Lymphatic filariasis: perspectives on lymphatic remodeling and contractile dysfunction in filarial disease pathogenesis

Abstract

Lymphatic filariasis, one of the most debilitating diseases associated with the lymphatic system, affects over a hundred million people worldwide and manifests itself in a variety of severe clinical pathologies. The filarial parasites specifically target the lymphatics and impair lymph flow, which is critical for the normal functions of the lymphatic system in maintenance of body fluid balance and physiological interstitial fluid transport. The resultant contractile dysfunction of the lymphatics causes fluid accumulation and lymphedema, one of the major pathologies associated with filarial infection. In this review, we take a closer look at the contractile mechanisms of the lymphatics, its altered functions, and remodeling during an inflammatory state and how it relates to the severe pathogenesis underlying a filarial infection. We further elaborate on the complex host-parasite interactions, and molecular mechanisms contributing to the disease pathogenesis. The overall emphasis is on elucidating some of the emerging concepts and new directions that aim to harness the process of lymphangiogenesis or enhance contractility in a dysfunctional lymphatics, thereby restoring the fluid imbalance and mitigating the pathological conditions of lymphatic filariasis.

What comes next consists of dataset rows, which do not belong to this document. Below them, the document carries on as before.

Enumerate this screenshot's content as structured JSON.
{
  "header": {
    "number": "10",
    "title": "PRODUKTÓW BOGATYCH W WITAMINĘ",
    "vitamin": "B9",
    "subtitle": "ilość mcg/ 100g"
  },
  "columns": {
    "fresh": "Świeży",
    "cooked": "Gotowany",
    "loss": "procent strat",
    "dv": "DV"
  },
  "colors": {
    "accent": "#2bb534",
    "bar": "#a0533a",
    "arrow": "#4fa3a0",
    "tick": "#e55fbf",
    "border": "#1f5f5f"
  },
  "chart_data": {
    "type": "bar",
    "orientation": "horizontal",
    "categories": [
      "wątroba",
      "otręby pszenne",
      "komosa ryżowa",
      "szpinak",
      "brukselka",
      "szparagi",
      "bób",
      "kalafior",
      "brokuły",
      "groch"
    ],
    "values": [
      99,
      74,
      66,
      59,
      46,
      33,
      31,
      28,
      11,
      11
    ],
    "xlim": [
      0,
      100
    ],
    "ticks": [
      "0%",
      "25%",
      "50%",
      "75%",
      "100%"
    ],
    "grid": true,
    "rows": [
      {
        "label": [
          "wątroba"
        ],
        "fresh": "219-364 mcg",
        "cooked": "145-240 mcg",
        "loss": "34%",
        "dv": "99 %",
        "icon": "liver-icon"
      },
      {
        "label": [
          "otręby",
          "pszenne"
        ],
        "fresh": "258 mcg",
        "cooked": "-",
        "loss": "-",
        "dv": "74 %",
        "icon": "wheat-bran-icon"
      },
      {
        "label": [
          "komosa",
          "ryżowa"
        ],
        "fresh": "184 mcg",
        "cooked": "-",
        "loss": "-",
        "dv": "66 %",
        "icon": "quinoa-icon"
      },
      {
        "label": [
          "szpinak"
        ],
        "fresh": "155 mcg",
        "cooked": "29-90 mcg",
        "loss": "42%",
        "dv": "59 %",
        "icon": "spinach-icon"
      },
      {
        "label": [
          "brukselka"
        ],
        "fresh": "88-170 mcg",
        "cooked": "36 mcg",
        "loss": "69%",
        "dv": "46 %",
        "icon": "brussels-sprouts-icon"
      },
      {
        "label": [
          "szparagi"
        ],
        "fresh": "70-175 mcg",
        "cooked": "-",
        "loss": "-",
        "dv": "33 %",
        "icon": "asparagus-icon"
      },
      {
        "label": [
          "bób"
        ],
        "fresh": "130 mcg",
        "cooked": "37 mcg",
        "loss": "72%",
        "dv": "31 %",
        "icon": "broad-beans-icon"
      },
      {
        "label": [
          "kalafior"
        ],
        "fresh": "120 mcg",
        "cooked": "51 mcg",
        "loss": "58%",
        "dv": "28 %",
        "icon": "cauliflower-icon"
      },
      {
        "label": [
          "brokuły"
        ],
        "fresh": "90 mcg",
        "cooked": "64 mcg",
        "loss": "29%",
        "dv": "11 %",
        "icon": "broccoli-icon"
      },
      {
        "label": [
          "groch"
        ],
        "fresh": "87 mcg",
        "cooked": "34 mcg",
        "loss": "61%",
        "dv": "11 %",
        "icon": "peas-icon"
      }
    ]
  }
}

Keywords: filarial pathogenesis; host parasite interaction; inflammation; lymphatic contraction; molecular mechanisms.

Figure 1

Different stages of lymphatic vessel remodeling and modulation of lymphatic flow during progression of filarial infection. A. Normal lymphatic collecting vessel showing normal flow patterns and lymphatic drainage regulated by the unidirectional valves in the absence of filarial parasitic infection. B. Onset and progression of acute filarial infection with microfilariae and adult worms lodged within the vessel. Normal host immune response is initiated. Slight hypertrophy of the lymphatic muscle cell layers is observed with a partial impairment of lymph flow. C. Chronic filarial infection results in a major host immune response due to toxins released by dead or live parasites. Various immune cells are observed at the site of infection leading to a strong inflammatory reaction. Secondary infections with bacteria harboring Wolbachia exacerbates the condition leading to a chronic infection state or elephantiasis. The lymphatic vessels exhibit largely dysfunctional valves, vessel dilation, impaired lymphatic muscle contractility and insufficient drainage. The resultant fluid accumulation and retrograde lymph flow associated with severe lymphedema. Activation and remodeling of lymphatic endothelial cells during this chronic stage could potentially result in either endothelial dysfunction or promote lymphangiogenesis.

Figure 2

Schematic showing the synergetic roles of a plethora of signaling molecules and pathways that contribute to the onset and progression of filariasis. A. Complex interplay of cytokines and chemokines and associated immune cells triggered by different stages of the worm maintain the balance between a filaricidal or antifilaricidal host response. B. Specific parasitic toxins or excretory secretory products act through yet unidentified receptors on lymphatic muscle and endothelial cells to impair lymphatic contractile function.